After another CT, two MRI procedures and a biopsy, my sister and I got the news we didn't want to hear: cancer. Confirmation testing determined that it was ovarian cancer that was aggressively spreading to her kidneys, liver, pancreas and finally the brain. The cancer is so widespread that surgery to remove it would more than likely kill mom and chemothreapy would have no curative effect whatsoever.
As it turns out the widespread nature of her cancer doesn't allow for an accurate estimate of how much time she has left.
One estimate say six months, and a more recent one gives her four to six weeks.
Either way, mom doesn't have much time.
Mom turns 75 in two weeks. That's a long life by any standard. Mom was an active person until about a year ago but she's never been athletic, at least as far as I can remember. She smoked until 1995 after my dad had his first heart attack. None of this matters now, and it gives no indication of why this is happening to her.
Thing is, cancer doesn't need a reason really, it just happens. The focus now is to make my mother comfortable as she heads toward the light, so to speak, and set her final affairs and wishes in motion and that's left to my sister and I, and unfortunately, there's no instructions as to how to do that.

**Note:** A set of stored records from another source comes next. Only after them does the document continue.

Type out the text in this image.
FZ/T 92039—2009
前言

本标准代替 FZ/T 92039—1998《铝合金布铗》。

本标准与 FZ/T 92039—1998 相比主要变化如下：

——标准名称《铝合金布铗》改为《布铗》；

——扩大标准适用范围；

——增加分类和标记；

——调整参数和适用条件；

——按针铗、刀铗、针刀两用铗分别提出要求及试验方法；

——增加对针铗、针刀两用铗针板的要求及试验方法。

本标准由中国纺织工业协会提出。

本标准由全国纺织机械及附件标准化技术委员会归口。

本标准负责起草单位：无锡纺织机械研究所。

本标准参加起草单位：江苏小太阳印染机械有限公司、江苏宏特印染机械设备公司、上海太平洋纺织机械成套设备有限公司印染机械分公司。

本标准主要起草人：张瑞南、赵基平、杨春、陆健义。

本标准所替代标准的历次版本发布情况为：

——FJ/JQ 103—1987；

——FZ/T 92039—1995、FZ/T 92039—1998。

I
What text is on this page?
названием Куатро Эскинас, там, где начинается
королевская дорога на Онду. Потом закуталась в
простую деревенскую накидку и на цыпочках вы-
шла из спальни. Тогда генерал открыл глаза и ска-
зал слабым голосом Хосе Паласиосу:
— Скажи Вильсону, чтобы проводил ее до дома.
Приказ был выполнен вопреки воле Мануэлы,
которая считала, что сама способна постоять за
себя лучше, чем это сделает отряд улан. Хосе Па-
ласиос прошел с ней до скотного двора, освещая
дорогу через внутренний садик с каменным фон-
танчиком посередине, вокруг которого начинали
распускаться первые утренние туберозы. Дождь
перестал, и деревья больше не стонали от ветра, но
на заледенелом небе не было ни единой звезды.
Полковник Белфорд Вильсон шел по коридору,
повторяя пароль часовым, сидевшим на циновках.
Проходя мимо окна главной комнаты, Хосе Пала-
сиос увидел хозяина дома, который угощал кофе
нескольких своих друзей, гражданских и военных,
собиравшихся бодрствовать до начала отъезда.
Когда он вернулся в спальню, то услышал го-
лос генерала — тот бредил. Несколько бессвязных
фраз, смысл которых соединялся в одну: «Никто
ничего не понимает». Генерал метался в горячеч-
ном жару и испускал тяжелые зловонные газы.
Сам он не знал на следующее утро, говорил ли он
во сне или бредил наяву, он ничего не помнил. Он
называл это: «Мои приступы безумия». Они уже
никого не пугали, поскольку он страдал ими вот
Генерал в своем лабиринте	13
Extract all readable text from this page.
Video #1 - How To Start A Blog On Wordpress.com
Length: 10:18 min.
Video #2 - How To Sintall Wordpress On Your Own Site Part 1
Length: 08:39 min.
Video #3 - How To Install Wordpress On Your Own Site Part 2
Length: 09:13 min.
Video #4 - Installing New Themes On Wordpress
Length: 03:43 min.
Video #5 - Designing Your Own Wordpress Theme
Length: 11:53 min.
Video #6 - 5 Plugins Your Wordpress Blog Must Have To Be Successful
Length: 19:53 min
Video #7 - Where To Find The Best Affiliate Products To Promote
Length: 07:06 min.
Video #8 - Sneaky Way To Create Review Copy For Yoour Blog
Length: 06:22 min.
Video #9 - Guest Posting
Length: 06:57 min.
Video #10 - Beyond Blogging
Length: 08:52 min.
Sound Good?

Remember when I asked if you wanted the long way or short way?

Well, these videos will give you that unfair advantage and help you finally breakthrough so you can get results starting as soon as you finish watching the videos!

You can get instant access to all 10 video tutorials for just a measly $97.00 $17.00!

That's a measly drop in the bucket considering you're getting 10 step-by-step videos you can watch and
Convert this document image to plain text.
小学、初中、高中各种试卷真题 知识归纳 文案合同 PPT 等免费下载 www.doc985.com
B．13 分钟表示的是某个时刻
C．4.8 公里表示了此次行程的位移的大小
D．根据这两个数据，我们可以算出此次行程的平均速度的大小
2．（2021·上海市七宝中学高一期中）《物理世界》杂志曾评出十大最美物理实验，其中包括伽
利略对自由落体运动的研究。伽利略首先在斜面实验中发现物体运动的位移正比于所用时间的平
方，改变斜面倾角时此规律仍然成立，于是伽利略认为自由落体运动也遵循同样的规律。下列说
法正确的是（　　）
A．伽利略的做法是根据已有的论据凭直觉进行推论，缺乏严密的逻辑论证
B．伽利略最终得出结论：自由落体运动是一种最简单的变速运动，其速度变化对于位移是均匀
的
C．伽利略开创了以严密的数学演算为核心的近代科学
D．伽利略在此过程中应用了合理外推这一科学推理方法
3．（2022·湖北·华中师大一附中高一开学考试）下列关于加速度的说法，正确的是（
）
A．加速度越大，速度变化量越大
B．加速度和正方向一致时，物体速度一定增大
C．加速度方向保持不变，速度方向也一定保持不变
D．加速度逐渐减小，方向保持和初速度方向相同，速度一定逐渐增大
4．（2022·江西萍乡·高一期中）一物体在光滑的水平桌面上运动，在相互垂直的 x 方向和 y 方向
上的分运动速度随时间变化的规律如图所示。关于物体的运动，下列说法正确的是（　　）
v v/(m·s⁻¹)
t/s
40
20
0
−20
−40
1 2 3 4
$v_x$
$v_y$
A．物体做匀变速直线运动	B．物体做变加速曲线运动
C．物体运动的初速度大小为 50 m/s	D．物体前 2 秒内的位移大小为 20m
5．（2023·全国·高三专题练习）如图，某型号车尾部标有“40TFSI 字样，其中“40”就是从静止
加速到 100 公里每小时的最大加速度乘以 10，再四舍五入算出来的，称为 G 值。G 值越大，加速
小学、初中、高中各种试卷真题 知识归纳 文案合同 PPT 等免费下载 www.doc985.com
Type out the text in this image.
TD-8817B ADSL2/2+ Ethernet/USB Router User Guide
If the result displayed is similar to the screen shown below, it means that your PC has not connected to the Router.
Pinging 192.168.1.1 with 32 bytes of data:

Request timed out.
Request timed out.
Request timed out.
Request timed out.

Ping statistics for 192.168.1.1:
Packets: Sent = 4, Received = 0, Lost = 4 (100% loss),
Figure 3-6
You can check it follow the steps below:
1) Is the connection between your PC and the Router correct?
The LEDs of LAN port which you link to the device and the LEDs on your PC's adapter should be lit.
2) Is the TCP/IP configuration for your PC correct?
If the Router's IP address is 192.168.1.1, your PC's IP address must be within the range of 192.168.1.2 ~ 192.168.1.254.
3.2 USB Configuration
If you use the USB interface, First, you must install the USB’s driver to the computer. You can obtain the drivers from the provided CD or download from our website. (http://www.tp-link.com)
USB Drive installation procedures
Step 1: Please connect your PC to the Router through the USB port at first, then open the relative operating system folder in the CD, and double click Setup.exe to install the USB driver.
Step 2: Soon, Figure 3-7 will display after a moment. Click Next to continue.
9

It's agonizing seeing her deteriorate slowly as the cancer consumes her. Her next move will be from respite care at a nursing center into a hospice home, which will be the last place she will visit before she departs life for good. The finality of that is staggering when you consider what was commonplace for her a month ago now can be spoken of in "lasts".
She's never again going to return home to the house she picked out 45 years ago when my dad was transferred to Tulsa from Pittsburgh. Not because she sold the house and moved away, but because she lived out her years here
She's never going to cook in her kitchen or wash more clothes in her washer. It's tough watching TV and not seeing her in her chair has me wrecked every time I look.